I slammed the knife down to the cutting board. “Fine,” I said, and hung up.
“Dr. Tierney working late?” Billie asked.
“Yes,” I said, chopping tomatoes more violently than normal. Then I got an idea. “Hey, Billie, are you busy tonight?”
She dropped the towel on the counter, looked at me over the top of her reading glasses. “Your daddy hired me to help your mama during the day.” She glanced at her watch. “It’s already past five. I’ve gotta help Earl castrate cows in the morning, and then we’ve gotta move some hay. These old bones need to get in bed early tonight.” She pointed a thick finger at me. “And you need to stay here and do what your daddy asked you do to.”
I slid the tomatoes into the salad bowl. “Fine.”
This first page does a good job of introducing us to the facts of Cat’s home life in one short scene: the obstetrician father, the hired care-giver, and Cat – who must give up a regular teenage life to take care of her mother.

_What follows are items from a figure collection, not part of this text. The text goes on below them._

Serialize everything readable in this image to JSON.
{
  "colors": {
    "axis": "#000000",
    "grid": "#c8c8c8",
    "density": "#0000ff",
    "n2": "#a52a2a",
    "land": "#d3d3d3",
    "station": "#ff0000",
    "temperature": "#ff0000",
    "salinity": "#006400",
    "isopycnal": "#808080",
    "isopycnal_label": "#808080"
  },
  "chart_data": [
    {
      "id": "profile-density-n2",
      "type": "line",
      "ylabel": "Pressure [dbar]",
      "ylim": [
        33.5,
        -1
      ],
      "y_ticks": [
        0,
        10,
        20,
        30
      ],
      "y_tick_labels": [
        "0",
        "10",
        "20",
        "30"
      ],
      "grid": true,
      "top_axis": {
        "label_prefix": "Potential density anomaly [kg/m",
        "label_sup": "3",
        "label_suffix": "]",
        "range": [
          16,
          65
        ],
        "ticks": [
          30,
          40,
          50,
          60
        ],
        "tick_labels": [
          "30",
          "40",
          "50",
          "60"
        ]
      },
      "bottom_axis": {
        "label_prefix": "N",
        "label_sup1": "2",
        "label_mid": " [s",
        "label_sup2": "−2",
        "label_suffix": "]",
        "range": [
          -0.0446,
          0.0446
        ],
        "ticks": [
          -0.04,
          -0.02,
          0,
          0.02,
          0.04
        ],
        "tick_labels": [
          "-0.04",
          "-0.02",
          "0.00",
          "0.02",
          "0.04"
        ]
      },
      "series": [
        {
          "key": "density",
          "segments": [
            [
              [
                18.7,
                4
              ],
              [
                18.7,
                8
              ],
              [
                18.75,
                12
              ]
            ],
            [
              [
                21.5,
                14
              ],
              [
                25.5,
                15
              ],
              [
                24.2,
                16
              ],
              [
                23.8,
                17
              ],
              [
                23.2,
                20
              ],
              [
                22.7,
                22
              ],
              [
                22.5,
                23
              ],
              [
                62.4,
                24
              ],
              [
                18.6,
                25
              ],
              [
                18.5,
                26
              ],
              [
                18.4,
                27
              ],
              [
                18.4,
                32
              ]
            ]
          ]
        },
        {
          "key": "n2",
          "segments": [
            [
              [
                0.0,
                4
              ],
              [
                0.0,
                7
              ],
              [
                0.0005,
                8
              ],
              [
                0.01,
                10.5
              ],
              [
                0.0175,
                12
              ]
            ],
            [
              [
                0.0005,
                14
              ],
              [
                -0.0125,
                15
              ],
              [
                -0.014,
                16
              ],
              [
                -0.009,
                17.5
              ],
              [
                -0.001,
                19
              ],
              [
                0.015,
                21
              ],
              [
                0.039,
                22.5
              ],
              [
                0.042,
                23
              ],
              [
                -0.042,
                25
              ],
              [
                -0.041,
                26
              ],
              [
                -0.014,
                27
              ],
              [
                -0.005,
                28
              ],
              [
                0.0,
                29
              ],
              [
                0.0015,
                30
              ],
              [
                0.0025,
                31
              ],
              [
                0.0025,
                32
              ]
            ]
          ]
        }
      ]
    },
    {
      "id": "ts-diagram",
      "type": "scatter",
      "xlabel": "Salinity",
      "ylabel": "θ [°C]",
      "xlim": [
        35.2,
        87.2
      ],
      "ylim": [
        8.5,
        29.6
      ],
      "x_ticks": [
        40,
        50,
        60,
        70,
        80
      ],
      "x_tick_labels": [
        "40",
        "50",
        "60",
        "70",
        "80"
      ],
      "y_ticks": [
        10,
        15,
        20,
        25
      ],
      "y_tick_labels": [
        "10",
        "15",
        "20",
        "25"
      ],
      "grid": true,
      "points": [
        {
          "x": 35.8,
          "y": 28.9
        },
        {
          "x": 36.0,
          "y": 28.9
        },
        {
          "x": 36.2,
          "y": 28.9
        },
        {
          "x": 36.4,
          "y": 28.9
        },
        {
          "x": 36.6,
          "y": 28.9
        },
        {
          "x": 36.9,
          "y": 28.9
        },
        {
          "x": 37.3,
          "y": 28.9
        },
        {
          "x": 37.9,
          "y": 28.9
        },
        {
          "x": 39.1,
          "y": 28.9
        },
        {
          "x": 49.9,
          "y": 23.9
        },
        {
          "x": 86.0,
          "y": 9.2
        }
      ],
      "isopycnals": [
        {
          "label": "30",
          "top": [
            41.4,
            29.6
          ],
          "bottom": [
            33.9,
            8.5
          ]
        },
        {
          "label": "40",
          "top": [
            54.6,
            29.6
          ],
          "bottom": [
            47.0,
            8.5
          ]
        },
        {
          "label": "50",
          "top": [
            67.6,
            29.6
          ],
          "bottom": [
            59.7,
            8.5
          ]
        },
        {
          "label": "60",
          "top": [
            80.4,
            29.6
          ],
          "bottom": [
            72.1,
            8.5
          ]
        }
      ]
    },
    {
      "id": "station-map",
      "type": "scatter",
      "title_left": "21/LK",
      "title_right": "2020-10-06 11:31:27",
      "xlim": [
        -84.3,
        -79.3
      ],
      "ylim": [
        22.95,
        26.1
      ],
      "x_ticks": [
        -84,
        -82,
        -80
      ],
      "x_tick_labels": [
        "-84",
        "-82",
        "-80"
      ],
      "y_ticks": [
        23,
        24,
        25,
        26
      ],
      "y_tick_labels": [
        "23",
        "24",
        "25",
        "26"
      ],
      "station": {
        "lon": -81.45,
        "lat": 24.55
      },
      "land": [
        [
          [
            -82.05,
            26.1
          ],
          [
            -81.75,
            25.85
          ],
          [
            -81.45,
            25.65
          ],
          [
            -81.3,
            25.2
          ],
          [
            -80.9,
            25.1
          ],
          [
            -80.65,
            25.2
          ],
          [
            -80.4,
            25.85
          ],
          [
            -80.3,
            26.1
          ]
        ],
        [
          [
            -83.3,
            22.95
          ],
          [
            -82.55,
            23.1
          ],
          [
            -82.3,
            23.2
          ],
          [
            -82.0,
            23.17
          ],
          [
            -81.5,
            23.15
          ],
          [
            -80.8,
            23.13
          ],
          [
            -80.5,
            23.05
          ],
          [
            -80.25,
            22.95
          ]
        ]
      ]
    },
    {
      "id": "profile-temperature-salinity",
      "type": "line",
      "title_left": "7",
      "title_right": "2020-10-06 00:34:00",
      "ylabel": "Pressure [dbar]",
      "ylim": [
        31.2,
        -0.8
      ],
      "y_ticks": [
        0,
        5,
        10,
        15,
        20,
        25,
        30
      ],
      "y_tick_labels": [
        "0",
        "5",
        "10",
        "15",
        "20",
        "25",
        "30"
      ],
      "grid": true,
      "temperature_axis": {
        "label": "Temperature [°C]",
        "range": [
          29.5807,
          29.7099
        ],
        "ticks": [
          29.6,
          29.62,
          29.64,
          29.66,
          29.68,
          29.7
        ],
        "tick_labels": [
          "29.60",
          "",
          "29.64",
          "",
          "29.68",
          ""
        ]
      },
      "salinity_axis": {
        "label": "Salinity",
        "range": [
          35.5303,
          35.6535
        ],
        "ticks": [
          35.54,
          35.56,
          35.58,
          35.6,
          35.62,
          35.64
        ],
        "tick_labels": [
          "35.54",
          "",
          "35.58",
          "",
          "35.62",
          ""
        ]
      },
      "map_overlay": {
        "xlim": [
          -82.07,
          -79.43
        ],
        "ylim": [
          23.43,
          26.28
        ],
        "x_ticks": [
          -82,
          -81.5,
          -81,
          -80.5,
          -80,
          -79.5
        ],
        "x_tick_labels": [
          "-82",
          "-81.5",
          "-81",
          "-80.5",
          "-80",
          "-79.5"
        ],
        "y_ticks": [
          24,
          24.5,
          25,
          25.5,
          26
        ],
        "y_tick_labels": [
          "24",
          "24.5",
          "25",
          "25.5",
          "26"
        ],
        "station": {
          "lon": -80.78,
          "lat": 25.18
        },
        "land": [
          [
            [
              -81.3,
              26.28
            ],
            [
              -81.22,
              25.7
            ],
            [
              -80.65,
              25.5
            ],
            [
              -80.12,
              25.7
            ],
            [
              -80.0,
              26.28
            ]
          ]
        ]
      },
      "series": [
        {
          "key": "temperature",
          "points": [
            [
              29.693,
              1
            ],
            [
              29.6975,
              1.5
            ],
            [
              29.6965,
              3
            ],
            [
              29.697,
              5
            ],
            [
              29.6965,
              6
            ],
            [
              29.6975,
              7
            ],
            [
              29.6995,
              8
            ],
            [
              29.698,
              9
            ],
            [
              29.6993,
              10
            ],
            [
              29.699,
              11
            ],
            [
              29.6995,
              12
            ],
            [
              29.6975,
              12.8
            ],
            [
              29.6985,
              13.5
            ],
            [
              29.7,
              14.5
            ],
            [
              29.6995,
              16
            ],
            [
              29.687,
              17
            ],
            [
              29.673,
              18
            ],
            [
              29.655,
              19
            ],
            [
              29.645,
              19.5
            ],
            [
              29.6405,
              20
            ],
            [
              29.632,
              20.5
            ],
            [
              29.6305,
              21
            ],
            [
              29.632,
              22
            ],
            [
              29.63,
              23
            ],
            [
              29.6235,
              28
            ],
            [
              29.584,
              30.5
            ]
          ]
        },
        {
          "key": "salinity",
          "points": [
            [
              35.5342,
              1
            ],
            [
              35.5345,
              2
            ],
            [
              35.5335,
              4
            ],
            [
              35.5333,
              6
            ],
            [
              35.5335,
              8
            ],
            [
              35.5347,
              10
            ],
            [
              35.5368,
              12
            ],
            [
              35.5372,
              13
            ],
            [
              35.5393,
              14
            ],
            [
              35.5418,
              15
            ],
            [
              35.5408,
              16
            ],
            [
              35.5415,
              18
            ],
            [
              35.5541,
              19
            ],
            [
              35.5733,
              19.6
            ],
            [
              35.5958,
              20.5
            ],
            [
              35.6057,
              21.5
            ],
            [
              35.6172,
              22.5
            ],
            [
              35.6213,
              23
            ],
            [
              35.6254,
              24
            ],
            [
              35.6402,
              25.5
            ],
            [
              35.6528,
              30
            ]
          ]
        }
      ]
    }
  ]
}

There are a few lines here that could be thrown out, because they tell us something we can see for ourselves. We don’t need … wishing for the millionth time that my dad had a normal job. Something predictable, nine to five … because that comes across in their conversation. Ditto the sentence Then I got an idea.
I was struck by the fact that no one shows any empathy towards the mother on this page. It’s like she’s a chore. I’m assuming the mother is an invalid who needs round-the-clock care, which makes Cat’s attitude — hanging up on her father and slamming the knife on the cutting board — seem self-centered. Of course, maybe the situation is different. Maybe the mother is an alcoholic/drug addict who has to be “watched” all the time, which makes the “babysitting” comment and Cat’s resentment more understandable. Or maybe the burden on Cat is unreasonable. But since we don’t know this yet our tendency is to think Cat’s being selfish, which probably isn’t the first impression you want her to make.
I suggest changing the emotional tone to more disappointment and less anger. Make it plain this is the umpteenth time Cat’s plans have been cancelled. Save her temper for a later scene, after we’ve had a chance to bond with her. On the first page, I think you have to enlist our sympathy.
Likewise, Billie’s response could use tweaking. First, she gives an answer that is cold and business-like: Your daddy hired me to help your mama during the day. Then she provides a perfectly reasonable excuse for why she can’t stay late. Since Billie has already stayed past five o’clock to help Cat prepare supper, I assume she is a caring person. Therefore, why not make her response show that from the start? Something like, You know I’d help you if I could, but Earl needs me on the farm and I’ve already stayed longer than I should.